Ruang politik perlu adanya kesetaraan demi memastikan representasi yang lebih inklusif . Pada umumnya, yang memegang kendali hukum ialah kaum laki-laki. Padahal adanya keterlibatan perempuan akan memunculkan banyak perpektif dan pengalaman berbeda. Walhasil pengambilan keputusan dapat berlaky dengan baik, adil, dan tepat sasaran secara menyeluruh. Hal ini tentunya sangat relevan dalam merumuskan kebijakan pemerintahan yang berdampak pada berbagai aspek; pendidikan, kesehatan, dan sosial.
Pengaruh Dominasi
Tantangan utama yang menjadi hambatan ialah stereotipe gender tentang perempuan.

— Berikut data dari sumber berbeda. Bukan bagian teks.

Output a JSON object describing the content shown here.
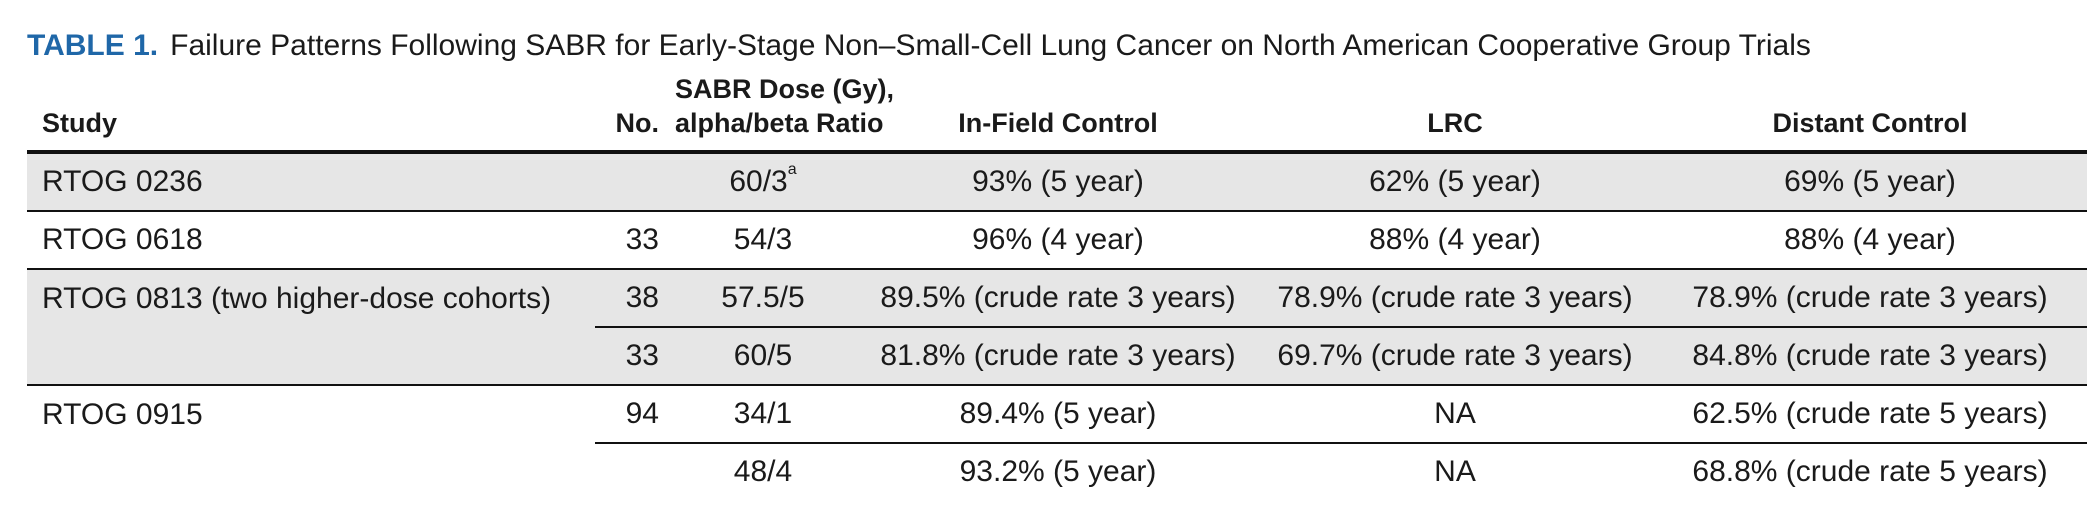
{
  "caption": {
    "label": "TABLE 1.",
    "title": "Failure Patterns Following SABR for Early-Stage Non–Small-Cell Lung Cancer on North American Cooperative Group Trials"
  },
  "headers": {
    "study": "Study",
    "no": "No.",
    "dose_line1": "SABR Dose (Gy),",
    "dose_line2": "alpha/beta Ratio",
    "infield": "In-Field Control",
    "lrc": "LRC",
    "distant": "Distant Control"
  },
  "rows": [
    {
      "study": "RTOG 0236",
      "no": "",
      "dose": "60/3",
      "dose_sup": "a",
      "infield": "93% (5 year)",
      "lrc": "62% (5 year)",
      "distant": "69% (5 year)"
    },
    {
      "study": "RTOG 0618",
      "no": "33",
      "dose": "54/3",
      "infield": "96% (4 year)",
      "lrc": "88% (4 year)",
      "distant": "88% (4 year)"
    },
    {
      "study": "RTOG 0813 (two higher-dose cohorts)",
      "no": "38",
      "dose": "57.5/5",
      "infield": "89.5% (crude rate 3 years)",
      "lrc": "78.9% (crude rate 3 years)",
      "distant": "78.9% (crude rate 3 years)"
    },
    {
      "study": "",
      "no": "33",
      "dose": "60/5",
      "infield": "81.8% (crude rate 3 years)",
      "lrc": "69.7% (crude rate 3 years)",
      "distant": "84.8% (crude rate 3 years)"
    },
    {
      "study": "RTOG 0915",
      "no": "94",
      "dose": "34/1",
      "infield": "89.4% (5 year)",
      "lrc": "NA",
      "distant": "62.5% (crude rate 5 years)"
    },
    {
      "study": "",
      "no": "",
      "dose": "48/4",
      "infield": "93.2% (5 year)",
      "lrc": "NA",
      "distant": "68.8% (crude rate 5 years)"
    }
  ]
}
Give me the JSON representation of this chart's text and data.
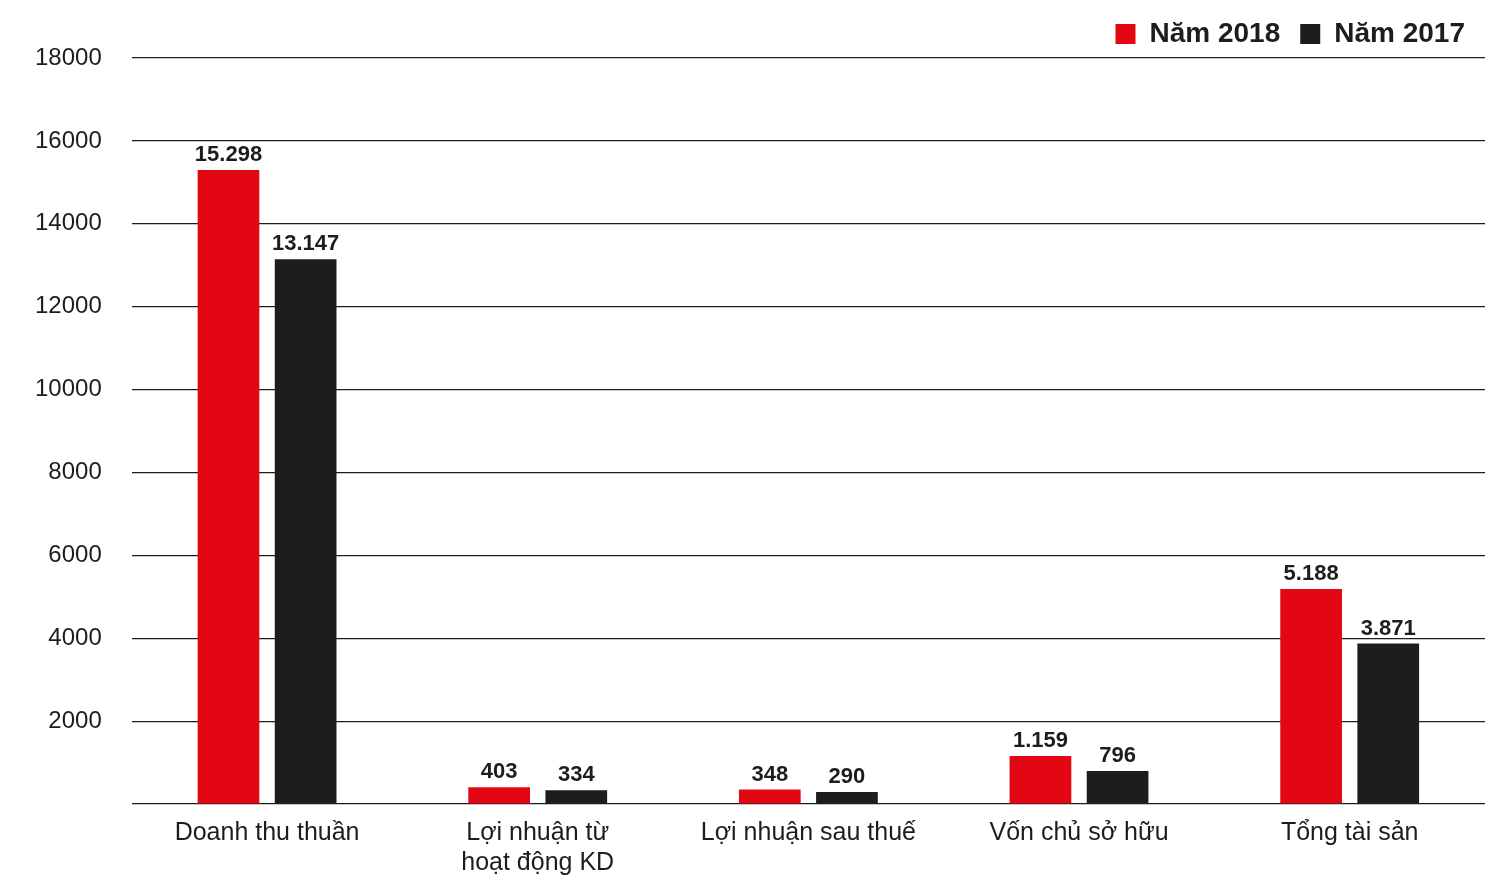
{
  "chart_data": {
    "type": "bar",
    "categories": [
      "Doanh thu thuần",
      "Lợi nhuận từ hoạt động KD",
      "Lợi nhuận sau thuế",
      "Vốn chủ sở hữu",
      "Tổng tài sản"
    ],
    "series": [
      {
        "name": "Năm 2018",
        "color": "#e30613",
        "values": [
          15298,
          403,
          348,
          1159,
          5188
        ],
        "value_labels": [
          "15.298",
          "403",
          "348",
          "1.159",
          "5.188"
        ]
      },
      {
        "name": "Năm 2017",
        "color": "#1d1d1b",
        "values": [
          13147,
          334,
          290,
          796,
          3871
        ],
        "value_labels": [
          "13.147",
          "334",
          "290",
          "796",
          "3.871"
        ]
      }
    ],
    "ylim": [
      0,
      18000
    ],
    "yticks": [
      {
        "value": 0,
        "label": null
      },
      2000,
      4000,
      6000,
      8000,
      10000,
      12000,
      14000,
      16000,
      18000
    ],
    "grid": "y",
    "legend": "top right"
  }
}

Hal itu masih kuat bahkan membudaya di dalam berbagai ragam kebudayaan masyarakat kita. Perempuan masih teranggap kurang cocok, apalagi mampu, memimpin dan memegang tanggung jawab menyangkut banyak pihak. Diskriminasi masih sering kali menghalangi perempuan untuk dapat mencalonkan diri ikut andil dan berpartisipasi dalam proses politik.
Untuk mencapai kesetaraan perlu upaya sistematis dan terkoordinasi. Dengan itu, berpotensi meningkatkan kesadaran berbagai pihak bahwa perempuan bukan kaum yang lemah. Bahkan, bilamana mendapat kesempatan, turut terlibat dalam hal menyangkut kepentingan banyak orang.
Pemerintah telah mencanangkan Undang-Undang Nomor 2 Tahun 2008 tentang Partai Politik mengatur syarat pendirian paspol di Pasal 2 menyatakan setidaknya menyertakan 30% keterwakilan perempuan. Namun kenyataannya tingkat keterwakilan perempuan dalam parlemen masih di bawah 30%. Perlu ada kesadaran bahwa memilih pemimpin atau wakil rakyat harus berdasar kualitasnya, bukan jenis kelaminnya. Artinya perempuan pun bisa bertanggung jawab dan sanggung menduduki jabatan-jabatan terdominasi laki-laki tersebut.
Dengan demikian, kesetaraan gender dalam bidang politik bukan hanya masalah keadilan tetapi juga kebutuhan untuk menciptakan masyarakat yang lebih inklusif dan berkelanjutan. Dengan melibatkan perempuan dalam pengambilan keputusan politik, kita dapat memastikan bahwa kebijakan yang terumuskan mencerminkan kebutuhan dan aspirasi semua anggota masyarakat. Meskipun masih banyak tantangan yang harus terhadapi melalui pendidikan, kebijakan yang mendukung, dan partisipasi aktif dari semua pihak, kesetaraan gender dalam politik dapat menjadi kenyataan.